All distances are normalized by the center slice bounding circle diameter; all intensities are normalized by the center slice maximal intensity to reduce variance caused by absolute intensity and nuclear size. These measures provide a compact, but relatively complete picture of the appearance and location of a slice relative to a proposed nucleus it might be part of. Our challenge is then to characterize nuclear shape by modeling the natural variability in these measurements in order to determine whether or not a slice belongs with a particular nucleus. This numerical model includes the variability found within a nucleus and also the change encountered when crossing over the nucleus’ boundary into another nucleus.

1.5 Nuclear model training

To use this definition of a slice in extraction, we first need to train a model of the variability we expect to see in images. To generate a labeled training set, first we extract a superset of possible slices around a nucleus. A cylinder with a diameter equal to the center slice’s bounding circle and a length three times the diameter is sufficiently large to capture a superset of slices that are part of a nucleus. For a set of a few hundred training nuclei, a corrected segmentation was hand generated by deleting all incorrect slices from this set, this took a couple hours.

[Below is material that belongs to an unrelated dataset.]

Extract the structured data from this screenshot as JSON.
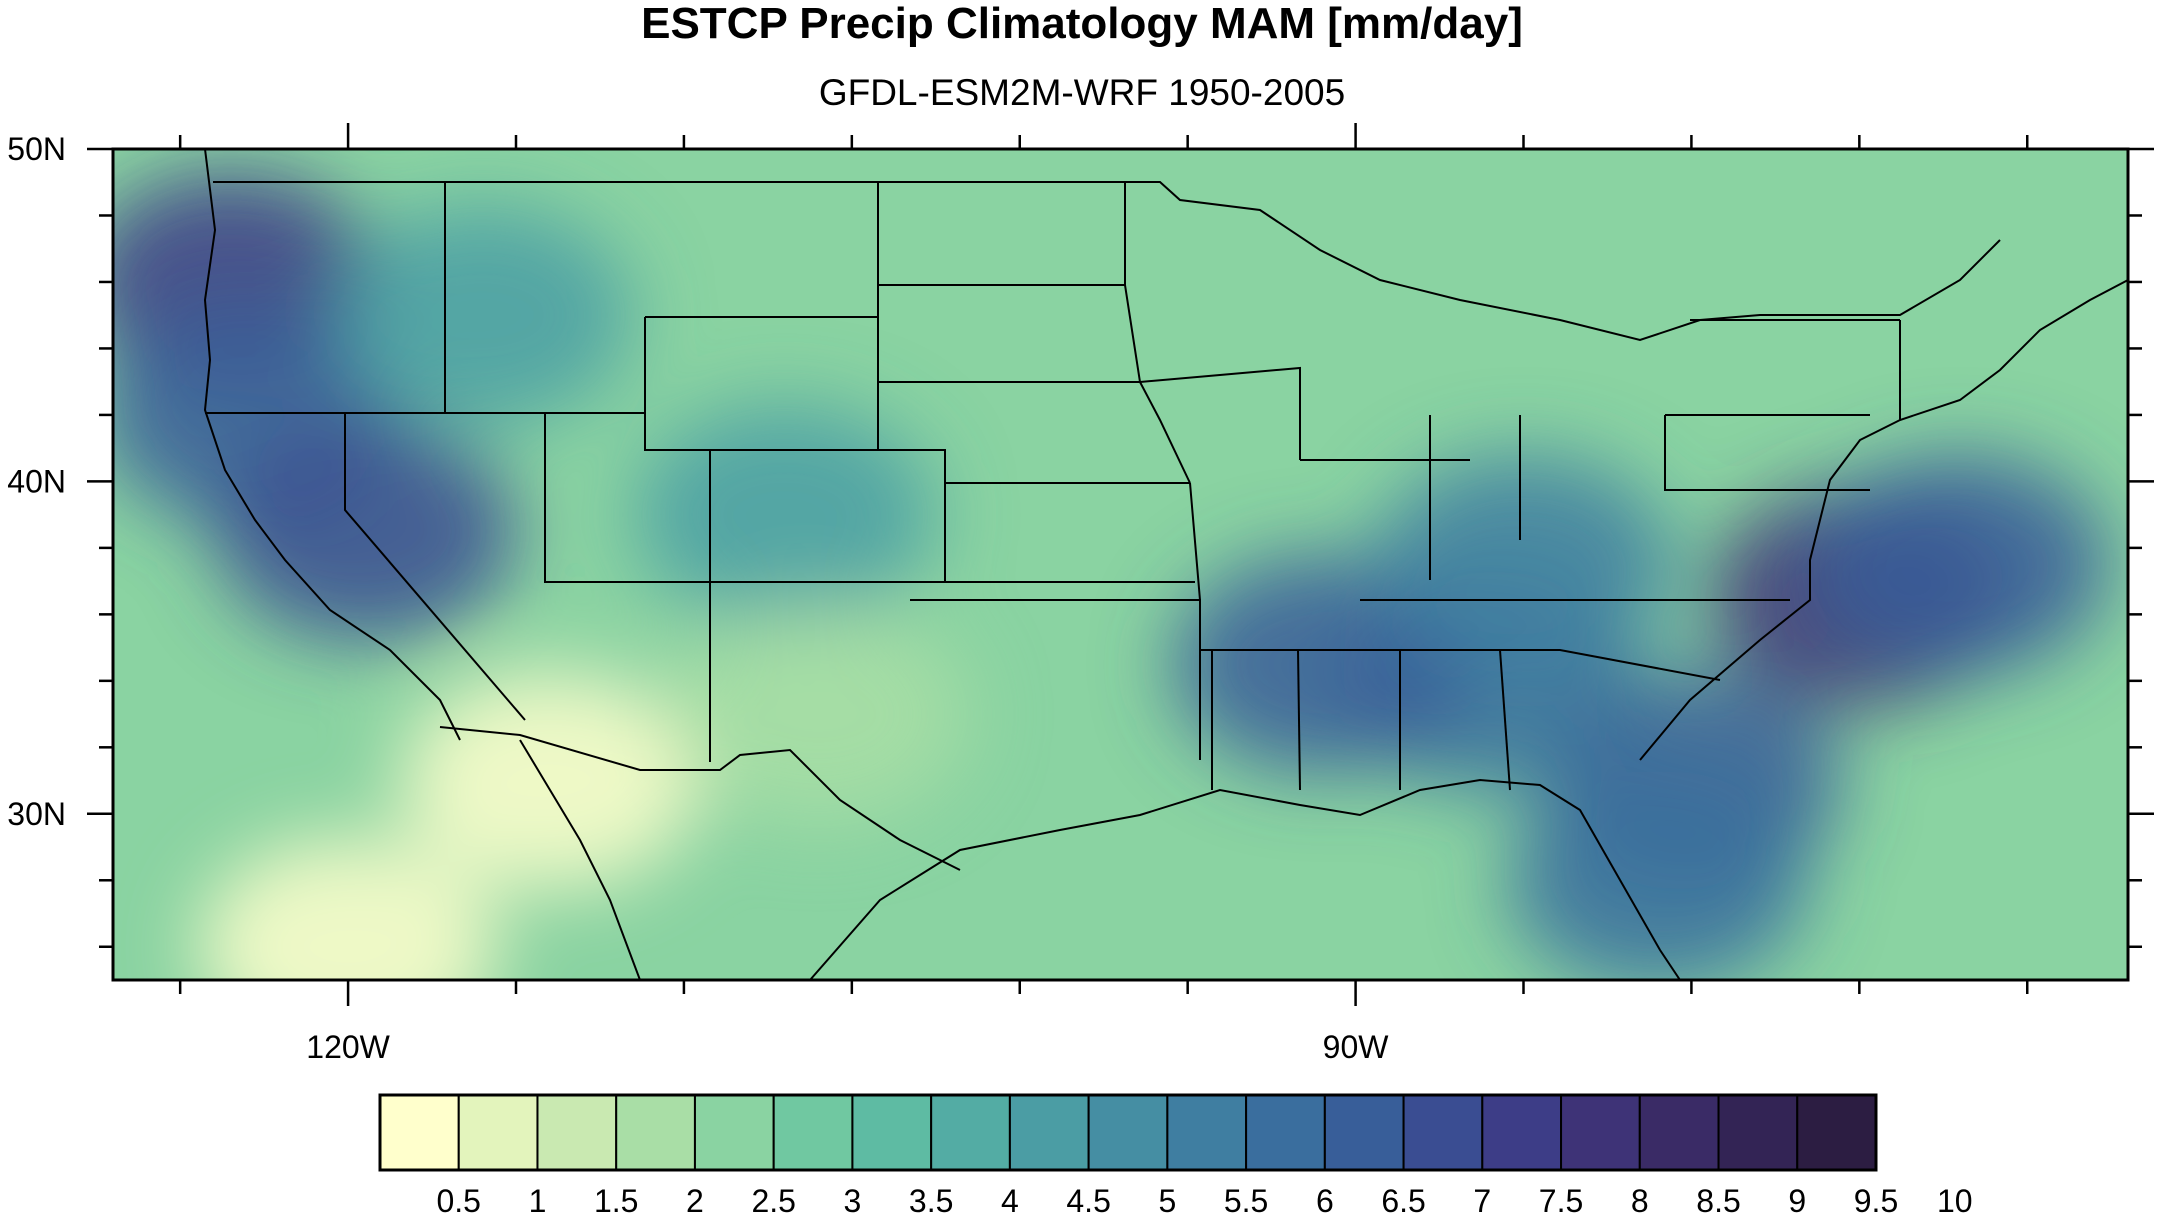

Using this labeled data set, a simple model based on a set of Gaussian probability density functions (PDFs) is trained. Four distributions are trained. Two of the distributions represent slices that are part of nuclei, one above, one below the center slice within the image stack. The other two distributions represent distracter slices found within each half of the cylinder that are not part of the nucleus. The first two slices encountered in each direction that are not part of a nucleus are used to create the outside slice distribution. These closest distracters are more representative of ambiguous cases than all distractor slices (most of which are far away). Separate slice and distractor distributions are trained for the part of the nucleus above and below the center slice because we observe that in confocal microscopy (as can be seen in Figure 1e) distortions tend to elongate the image of nuclei preferentially in the direction facing away from the light source. Our learned model means that if this distortion is not present the two distributions will be equivalent. Means and full covariance matrices are calculated for each set of points.

On an intuitive level, this model captures shape by characterizing the variability in size, position and intensity that one expects to see within slices that belong to a nucleus, as well as the degree of divergence that one expects to see when crossing into another nucleus. This representation is very simple, and computationally cheap to work with, but it is expressive enough to capture the major sources of variability that complicate nuclear extraction. Through the z distance this model can capture optical distortion along the z axis, for example, the fact that in many cases the images of nuclei extend into planes more than a radius away from their center. The x,y distance measures can capture drift in slice position relative to the center due to shape variation and the influence of signal from nearby nuclei. The slice size measures capture variability in slice size throughout the nucleus. Size is typically decreasing (as the brightest point is often also the largest point) but this is variable in some images due to nonspherical shape and GFP non-uniformity.